Tuesday, 30 July 2013
'Pandemonium: 1853' - Edited by Anne C. Perry & Jared Shurin (Jurassic London)
While I never seem to have the money to indulge in Jurassic London's rather lovely looking books (damn you mortgage and double damn you massive crack in the wall...) I will pick up their chapbooks as a free download. I was a little wary of '1853' at first, wondering how I was going to get the most out of this chapbook when I hadn't read the preceding 'Pandemonium'; especially as '1853' is meant to show us that the weirdness of that year wasn't just confined to one small town in the American west. Turns out that I didn't need to worry at all. You don't need to know anything about the setting that birthed '1853' (although I'm sure it would help) and you don't even really need to know that much (if anything) about the real life events the chapbook riffs off. All you really need is the ability to be entertained, for a few minutes, by good storytelling and we all have that, don't we?
'1853' is basically three 'snapshot' stories that show the reader a world where horror and weirdness can be as close as just past the corner of your eye. Pretty close then and Laura Graham shows you just how unsettling this can be with 'Island to Auld Reekie'. Something is killing the poor people of Edinburgh and the closest you ever get to it is a sound in the dark or a scratching on a tenement door. No-one knows what it is and you will share in that fear as you don't know either. Add in a masterfully abrupt ending and 'Island to Auld Reekie' becomes a superb read, hinting at a dark future all the more chilling as you can only guess at what it holds.
Jonathan Green's 'Bat out of Hell' decides not to play the long game that 'Island' excels at, opting instead to deliver a frantically paced burst of deadly pursuit, blood and the promise of more blood to come. When 'Bat out of Hell' is done that's it, there's no lingering aftertaste to dwell on afterwards. What you get in the meantime is more than enough though. You can tell that Green has previous experience of writing dark encounters in empty museums as he uses those dark shadows to hide some nasty stuff, revealing it all at just the right time...

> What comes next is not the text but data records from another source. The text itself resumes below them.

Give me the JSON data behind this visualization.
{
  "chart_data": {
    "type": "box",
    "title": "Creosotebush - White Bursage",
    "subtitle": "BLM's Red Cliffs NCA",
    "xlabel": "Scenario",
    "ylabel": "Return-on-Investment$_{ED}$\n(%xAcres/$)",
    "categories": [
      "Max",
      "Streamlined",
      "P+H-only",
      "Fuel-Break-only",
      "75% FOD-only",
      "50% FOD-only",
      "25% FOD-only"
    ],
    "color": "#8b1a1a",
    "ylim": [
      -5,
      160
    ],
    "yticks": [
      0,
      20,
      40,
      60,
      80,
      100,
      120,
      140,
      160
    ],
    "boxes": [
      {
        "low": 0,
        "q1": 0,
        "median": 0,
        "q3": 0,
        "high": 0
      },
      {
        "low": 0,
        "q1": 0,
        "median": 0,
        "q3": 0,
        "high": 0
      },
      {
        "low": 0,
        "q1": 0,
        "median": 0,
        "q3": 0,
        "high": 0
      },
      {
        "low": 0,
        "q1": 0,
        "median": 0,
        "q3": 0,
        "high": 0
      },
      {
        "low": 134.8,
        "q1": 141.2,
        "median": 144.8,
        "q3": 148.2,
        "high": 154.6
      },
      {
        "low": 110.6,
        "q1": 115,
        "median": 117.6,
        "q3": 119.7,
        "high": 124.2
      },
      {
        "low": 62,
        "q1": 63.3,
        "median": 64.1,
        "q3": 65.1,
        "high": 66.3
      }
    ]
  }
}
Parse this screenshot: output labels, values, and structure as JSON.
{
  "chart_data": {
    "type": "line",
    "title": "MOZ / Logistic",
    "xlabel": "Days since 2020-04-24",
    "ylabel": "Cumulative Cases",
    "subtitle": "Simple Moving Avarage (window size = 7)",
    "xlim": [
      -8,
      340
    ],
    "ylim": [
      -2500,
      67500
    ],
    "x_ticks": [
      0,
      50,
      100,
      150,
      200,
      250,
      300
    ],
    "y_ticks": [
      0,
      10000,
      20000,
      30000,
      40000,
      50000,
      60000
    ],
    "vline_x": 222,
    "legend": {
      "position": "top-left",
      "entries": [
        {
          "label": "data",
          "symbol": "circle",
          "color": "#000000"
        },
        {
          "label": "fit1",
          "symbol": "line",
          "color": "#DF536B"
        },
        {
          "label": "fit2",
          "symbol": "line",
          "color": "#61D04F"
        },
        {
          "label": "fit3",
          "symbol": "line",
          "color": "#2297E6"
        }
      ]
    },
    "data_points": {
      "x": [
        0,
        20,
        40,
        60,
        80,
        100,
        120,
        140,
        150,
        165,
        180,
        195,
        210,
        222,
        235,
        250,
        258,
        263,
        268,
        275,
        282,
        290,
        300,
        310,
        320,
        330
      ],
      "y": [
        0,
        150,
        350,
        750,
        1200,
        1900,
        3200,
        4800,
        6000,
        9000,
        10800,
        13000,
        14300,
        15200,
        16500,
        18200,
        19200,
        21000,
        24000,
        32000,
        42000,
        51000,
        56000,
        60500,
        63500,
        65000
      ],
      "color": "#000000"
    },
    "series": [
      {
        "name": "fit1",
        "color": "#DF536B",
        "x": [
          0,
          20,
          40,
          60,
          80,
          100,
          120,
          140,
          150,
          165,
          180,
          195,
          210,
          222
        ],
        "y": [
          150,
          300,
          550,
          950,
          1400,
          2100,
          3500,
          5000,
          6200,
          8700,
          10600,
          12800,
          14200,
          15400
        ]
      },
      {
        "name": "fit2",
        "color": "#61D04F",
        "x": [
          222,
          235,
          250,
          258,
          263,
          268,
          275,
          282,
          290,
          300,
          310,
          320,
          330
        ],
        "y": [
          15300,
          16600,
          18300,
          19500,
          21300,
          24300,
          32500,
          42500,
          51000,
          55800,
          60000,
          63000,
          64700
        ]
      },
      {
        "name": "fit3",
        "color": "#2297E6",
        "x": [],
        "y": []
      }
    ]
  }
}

Marc Aplin's 'Son Of' tells of a man faced with the toughest of choices, could you kill someone who might just be the son of God if it will save the lives of millions? Given that the story is clearly aimed at its conclusion (pardon the slight pun) I was left wondering whether the choice was that tough after all. What stays with me, even now, though is how Aplin takes that moment of choice (and the outcome) and slows it down into something that feels almost cinematic in its imagery and style. Nice work there Mr Aplin.
I could waffle on about how great '1853' is but I would say give it a read (free download and all that) and let it speak for itself; I think that you'll be glad that you did.